Retinoblastoma in children is a malignant neoplasm in the retina. The disease is often congenital in nature, however, timely detection of it is quite difficult. Basically, a retinal tumor is detected at 2 years, since it is at this age that the peak of the pathology falls.
Retinoblastoma in children is common throughout the world. Often, the disease affects both eyes at once.
Disease feature
The eye has a complex structure. The composition of a small eyeball provides protection against external negative factors, an optical system for a clear perception of objects, a structure that accepts light waves. This is a hereditary disease in children, which is formed from the cells of the retina. The tumor grows from the retinal pigment epithelium and provokes:
- vision loss;
- the spread of secondary foci to the brain and other organs;
- increased intraocular pressure.
Retinoblastoma is mainly manifested in the first 2 years of a child's life. Currently, the incidence of this disease is 1 case per 10-13 thousand newborns.
Types and forms
According to the prevalence of retinoblastoma in children, this disease is divided into species such as endophytic and exophytic. Endophytic type of pathology refers to the intraocular. With the growth of malignant cells, the eyeball is completely affected. At the same time, intraocular pressure slightly increases, the retina exfoliates and glaucoma forms.
The exophytic type of disease is characterized by the spread of malignant cells beyond the eyeball. At the same time, they cover the mucous membranes, sclera and blood vessels. Moving through the optic cells, malignant neoplasms metastasize to the nervous system and lymph nodes.
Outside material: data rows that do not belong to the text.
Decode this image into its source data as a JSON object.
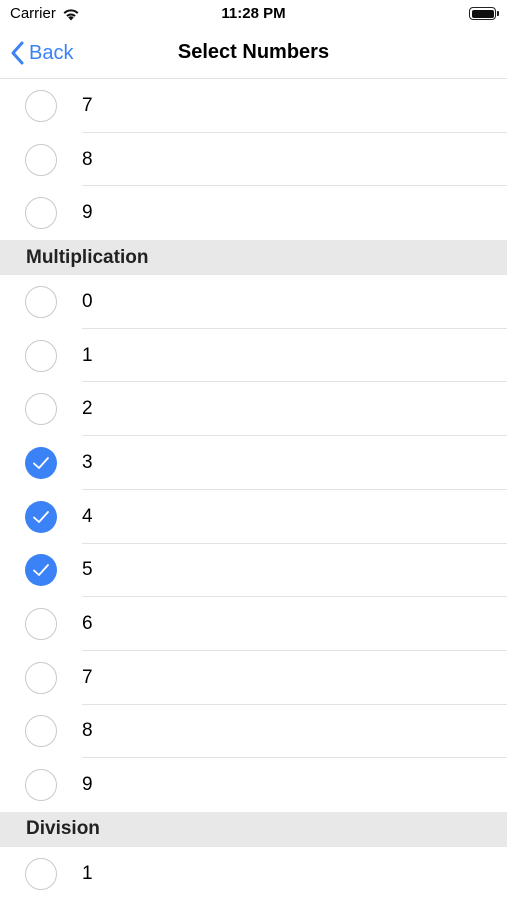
{
  "status_bar": {
    "carrier": "Carrier",
    "time": "11:28 PM"
  },
  "nav": {
    "back_label": "Back",
    "title": "Select Numbers"
  },
  "accent_color": "#3b82f6",
  "top_rows": [
    {
      "label": "7",
      "checked": false
    },
    {
      "label": "8",
      "checked": false
    },
    {
      "label": "9",
      "checked": false
    }
  ],
  "sections": [
    {
      "title": "Multiplication",
      "rows": [
        {
          "label": "0",
          "checked": false
        },
        {
          "label": "1",
          "checked": false
        },
        {
          "label": "2",
          "checked": false
        },
        {
          "label": "3",
          "checked": true
        },
        {
          "label": "4",
          "checked": true
        },
        {
          "label": "5",
          "checked": true
        },
        {
          "label": "6",
          "checked": false
        },
        {
          "label": "7",
          "checked": false
        },
        {
          "label": "8",
          "checked": false
        },
        {
          "label": "9",
          "checked": false
        }
      ]
    },
    {
      "title": "Division",
      "rows": [
        {
          "label": "1",
          "checked": false
        }
      ]
    }
  ]
}
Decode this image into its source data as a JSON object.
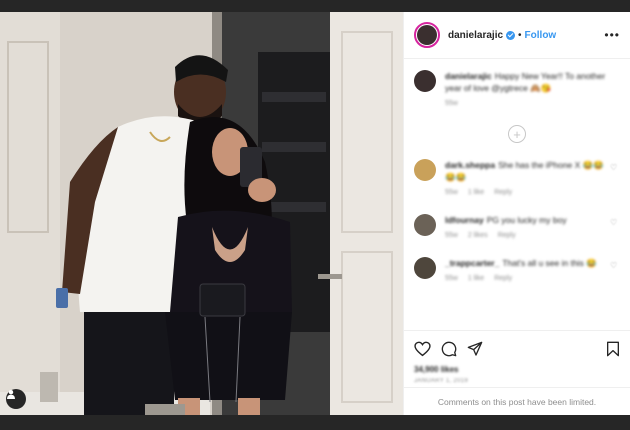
{
  "post": {
    "username": "danielarajic",
    "follow_label": "Follow",
    "separator": "•",
    "more_label": "•••",
    "caption": {
      "username": "danielarajic",
      "text": "Happy New Year!! To another year of love @ygtrece 🙈😘",
      "age": "55w"
    },
    "comments": [
      {
        "username": "dark.sheppa",
        "text": "She has the iPhone X 😂😂😂😂",
        "age": "55w",
        "likes": "1 like",
        "reply": "Reply"
      },
      {
        "username": "ldfournay",
        "text": "PG you lucky my boy",
        "age": "55w",
        "likes": "2 likes",
        "reply": "Reply"
      },
      {
        "username": "_trappcarter_",
        "text": "That's all u see in this 😂",
        "age": "55w",
        "likes": "1 like",
        "reply": "Reply"
      }
    ],
    "likes_count": "34,900 likes",
    "date": "JANUARY 1, 2019",
    "comments_limited": "Comments on this post have been limited."
  },
  "icons": [
    "heart-icon",
    "comment-icon",
    "share-icon",
    "bookmark-icon",
    "user-icon",
    "plus-circle-icon"
  ],
  "colors": {
    "accent": "#3897f0",
    "panel_bg": "#ffffff",
    "backdrop": "#262626",
    "muted": "#8e8e8e"
  }
}
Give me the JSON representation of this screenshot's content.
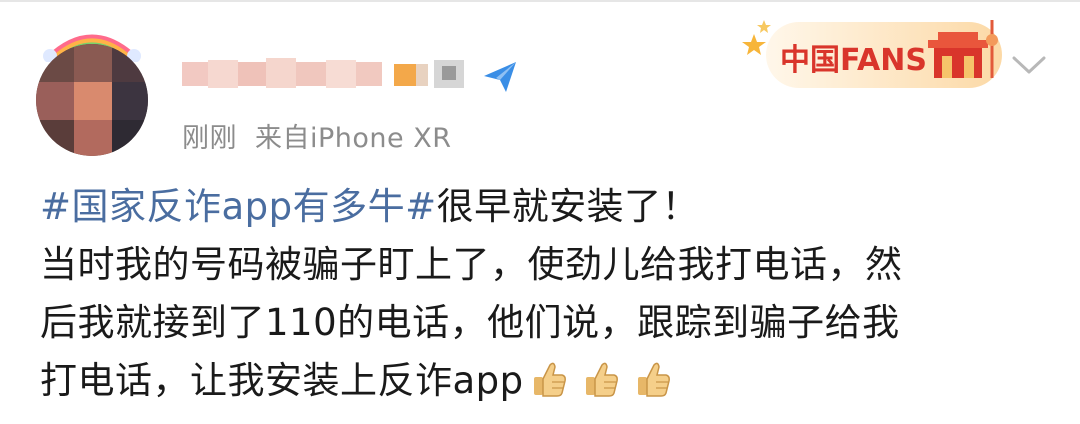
{
  "post": {
    "meta_time": "刚刚",
    "meta_source": "来自iPhone XR",
    "hashtag": "#国家反诈app有多牛#",
    "line1_rest": "很早就安装了！",
    "line2": "当时我的号码被骗子盯上了，使劲儿给我打电话，然",
    "line3": "后我就接到了110的电话，他们说，跟踪到骗子给我",
    "line4": "打电话，让我安装上反诈app",
    "emojis": [
      "thumbs-up-icon",
      "thumbs-up-icon",
      "thumbs-up-icon"
    ]
  },
  "badge": {
    "text": "中国FANS"
  },
  "colors": {
    "hashtag": "#4a6da0",
    "meta": "#8c8c8c",
    "text": "#1a1a1a",
    "badge_red": "#d9352b",
    "badge_bg": "#fde9c9",
    "verify_blue": "#3a8ee6"
  }
}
According to the clinical course of the disease, several stages are distinguished. The resting stage is characterized by the absence of pronounced clinical symptoms. Parents can only notice a small white spot that has formed. As progression loses binocular vision, the child begins to squint.
The stage of glaucoma is distinguished by more vivid symptoms. The child begins to be afraid of the light, and his eyes watery. At this stage, the iris is affected. The outflow of intraocular fluid is disturbed, the pressure rises, and very severe pains are also felt. Glaucoma begins to develop.
The stage of germination is considered the most dangerous, since the patient has a protrusion of the eyeball. Cancer cells begin to metastasize to the soft tissues that are located in the eye area. The final stage is characterized by the spread of malignant neoplasms to other organs. Cancer cells carry blood along the meninges, lymph nodes, and optic nerves. The patient experiences severe weakness, and he has other signs of pathology.
Causes of occurrence
Retinoblastoma in children can be hereditary and acquired. The hereditary form of the disease is genetic in nature. Basically, parents who have had retinoblastoma in childhood have children with the same disease. This form develops rapidly and is accompanied by other disorders and pathologies.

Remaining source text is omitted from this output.